Zilker Park is for the Birds!
Painted Bunting
Last night, according to Cornell Lab’s Birdcast Migration Dashboard, 2,872,700 birds quietly passed through Travis County as you slept. Most of them traveling from Central or South America to summer in the North. May is peak spring migration in Central Texas, and Zilker Park is one of the best places in the city to witness it.

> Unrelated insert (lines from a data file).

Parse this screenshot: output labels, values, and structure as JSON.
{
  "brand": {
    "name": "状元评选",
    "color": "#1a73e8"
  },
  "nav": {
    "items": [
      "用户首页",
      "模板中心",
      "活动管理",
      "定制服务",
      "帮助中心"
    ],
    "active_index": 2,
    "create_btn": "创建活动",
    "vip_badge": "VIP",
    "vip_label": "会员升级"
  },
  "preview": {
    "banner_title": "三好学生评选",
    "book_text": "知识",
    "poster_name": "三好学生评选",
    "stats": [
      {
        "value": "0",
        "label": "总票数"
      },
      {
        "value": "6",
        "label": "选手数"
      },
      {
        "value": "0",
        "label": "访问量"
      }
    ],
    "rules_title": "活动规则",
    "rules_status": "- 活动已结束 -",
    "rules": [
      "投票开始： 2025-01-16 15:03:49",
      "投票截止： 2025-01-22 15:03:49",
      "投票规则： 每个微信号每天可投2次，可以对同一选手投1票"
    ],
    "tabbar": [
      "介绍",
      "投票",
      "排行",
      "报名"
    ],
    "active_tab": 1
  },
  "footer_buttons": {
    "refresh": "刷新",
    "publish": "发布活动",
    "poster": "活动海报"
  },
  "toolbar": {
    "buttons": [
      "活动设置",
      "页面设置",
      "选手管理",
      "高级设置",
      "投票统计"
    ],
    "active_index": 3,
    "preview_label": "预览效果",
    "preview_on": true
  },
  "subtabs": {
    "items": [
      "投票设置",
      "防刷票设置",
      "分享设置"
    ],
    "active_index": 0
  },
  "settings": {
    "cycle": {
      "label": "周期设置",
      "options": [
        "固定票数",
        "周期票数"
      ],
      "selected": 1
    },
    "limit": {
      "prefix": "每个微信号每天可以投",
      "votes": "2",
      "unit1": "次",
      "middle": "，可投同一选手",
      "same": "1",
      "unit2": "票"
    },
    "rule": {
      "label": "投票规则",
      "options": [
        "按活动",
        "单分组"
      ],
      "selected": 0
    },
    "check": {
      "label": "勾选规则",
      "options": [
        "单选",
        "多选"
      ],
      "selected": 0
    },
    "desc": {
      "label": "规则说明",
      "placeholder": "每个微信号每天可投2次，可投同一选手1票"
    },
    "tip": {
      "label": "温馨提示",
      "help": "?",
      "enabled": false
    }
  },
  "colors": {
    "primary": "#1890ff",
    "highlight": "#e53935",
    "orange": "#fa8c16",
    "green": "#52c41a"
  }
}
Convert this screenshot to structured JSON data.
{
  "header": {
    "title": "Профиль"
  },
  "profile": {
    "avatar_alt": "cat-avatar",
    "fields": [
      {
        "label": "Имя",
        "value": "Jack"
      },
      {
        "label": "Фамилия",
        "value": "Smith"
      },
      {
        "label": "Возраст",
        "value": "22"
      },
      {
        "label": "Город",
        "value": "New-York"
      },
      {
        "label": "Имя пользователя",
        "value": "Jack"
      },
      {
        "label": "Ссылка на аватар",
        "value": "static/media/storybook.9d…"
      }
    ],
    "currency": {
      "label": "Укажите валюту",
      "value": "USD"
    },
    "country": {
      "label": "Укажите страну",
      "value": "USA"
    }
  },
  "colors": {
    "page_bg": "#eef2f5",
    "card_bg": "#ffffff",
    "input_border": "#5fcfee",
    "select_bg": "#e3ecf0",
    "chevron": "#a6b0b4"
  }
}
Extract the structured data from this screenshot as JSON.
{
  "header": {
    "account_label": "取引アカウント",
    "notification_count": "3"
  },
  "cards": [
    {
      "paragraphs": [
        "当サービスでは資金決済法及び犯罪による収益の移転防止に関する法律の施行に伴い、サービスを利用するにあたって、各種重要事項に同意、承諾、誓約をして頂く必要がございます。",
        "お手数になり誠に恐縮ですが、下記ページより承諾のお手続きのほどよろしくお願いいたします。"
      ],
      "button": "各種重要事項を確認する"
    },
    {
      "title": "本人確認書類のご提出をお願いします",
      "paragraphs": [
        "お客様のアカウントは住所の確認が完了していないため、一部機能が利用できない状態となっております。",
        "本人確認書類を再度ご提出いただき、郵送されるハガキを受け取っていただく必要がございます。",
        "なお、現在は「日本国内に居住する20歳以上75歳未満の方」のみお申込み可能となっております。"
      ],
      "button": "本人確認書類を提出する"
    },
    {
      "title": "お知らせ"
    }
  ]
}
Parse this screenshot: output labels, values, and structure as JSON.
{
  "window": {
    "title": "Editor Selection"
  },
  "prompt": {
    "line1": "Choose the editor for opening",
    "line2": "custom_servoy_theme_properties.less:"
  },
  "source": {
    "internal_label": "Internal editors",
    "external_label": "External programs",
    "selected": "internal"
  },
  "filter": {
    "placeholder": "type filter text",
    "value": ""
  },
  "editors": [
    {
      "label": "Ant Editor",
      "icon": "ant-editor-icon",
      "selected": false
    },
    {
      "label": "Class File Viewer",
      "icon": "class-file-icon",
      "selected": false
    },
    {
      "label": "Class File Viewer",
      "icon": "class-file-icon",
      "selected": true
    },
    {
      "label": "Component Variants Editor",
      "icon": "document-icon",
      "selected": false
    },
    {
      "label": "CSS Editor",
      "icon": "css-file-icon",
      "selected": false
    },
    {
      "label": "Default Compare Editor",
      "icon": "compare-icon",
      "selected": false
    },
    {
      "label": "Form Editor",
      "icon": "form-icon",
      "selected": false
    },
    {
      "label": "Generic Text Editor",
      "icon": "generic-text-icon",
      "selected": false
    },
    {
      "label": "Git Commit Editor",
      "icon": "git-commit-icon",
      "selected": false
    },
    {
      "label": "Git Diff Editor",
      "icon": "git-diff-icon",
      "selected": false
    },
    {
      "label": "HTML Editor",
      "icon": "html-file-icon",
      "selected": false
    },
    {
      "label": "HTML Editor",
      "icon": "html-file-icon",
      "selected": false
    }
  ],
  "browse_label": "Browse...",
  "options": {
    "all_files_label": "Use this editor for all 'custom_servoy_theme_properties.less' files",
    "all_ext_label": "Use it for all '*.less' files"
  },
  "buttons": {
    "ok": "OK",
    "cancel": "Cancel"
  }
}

Most birds migrate at night, typically beginning 30 to 45 minutes after sunset, with the greatest numbers in flight two to three hours later. What you see in the park during the day is often the overnight crowd, resting and foraging before the next leg of their journey.
Why Austin — and Why Zilker
Austin sits along the Central Flyway, one of four major migration routes crossing North America. Birds move through the area almost year-round, but spring offers the greatest variety — mid-April through May can bring as many as 20 warbler species in a single day. Zilker's mix of riparian habitat along Barton Creek, mature woodland canopy, and open lawn makes it an ideal stopover — a place for exhausted travelers to refuel before continuing north.
This is part of why Zilker 351’s woodland tree canopy work in Zilker Park matters beyond aesthetics. Every native tree added to Zilker's woodlands is food, shelter, and cover for birds passing through. A denser, healthier canopy makes Zilker a more reliable place to rest.
What to Look For
If you're lucky you'll spot a Painted Bunting. One of the most startlingly beautiful birds in North America, it’s often secretive, staying in low dense cover, shrubby habitats, and woodland edges.
Black-crowned Night-Heron
Lou Neff Point — where Barton Creek meets Lady Bird Lake — is one of the better spots to scan for waterbirds moving through. While you're there, watch the water's edge for the Black-crowned Night-Heron, a stocky, patient hunter that roosts in the willows and hackberries along the shoreline, most active at dawn and dusk.
The Magnolia Warbler
Look for Magnolia Warblers in the mid-levels of trees, shrubby edges, and wooded areas, often foraging actively near the ends of branches. They frequent dense, leafy areas and can be found in mixed-species flocks with chickadees or other warblers.
Great-crested Flycatcher
Keep an eye overhead at the park's open fields and edges for the Great-crested Flycatcher which arrives in May and hunts from exposed perches and tree tops scanning for insects to snack on.
These are just a few of the thousands of species you might see in Zilker Park this May. If you need help identifying what you are seeing, the Merlin app from Cornell Lab of Ornithology is free and will help you identify birds by their call and Cornell’s Migration Tracker will help you know who is visiting each day.
What You Can Do to Help
Migration is dangerous. Birds navigate by stars and natural light, and artificial light at night disorients them, causing collisions with buildings and windows that kill an estimated one billion birds annually in the United States alone. The single most effective thing Austinites can do right now is turn off unnecessary lights at night — especially during peak migration windows in April and May.
Our best advice: Visit Zilker Park this month—bring your binoculars and your Merlin app. Look up. Enjoy the show!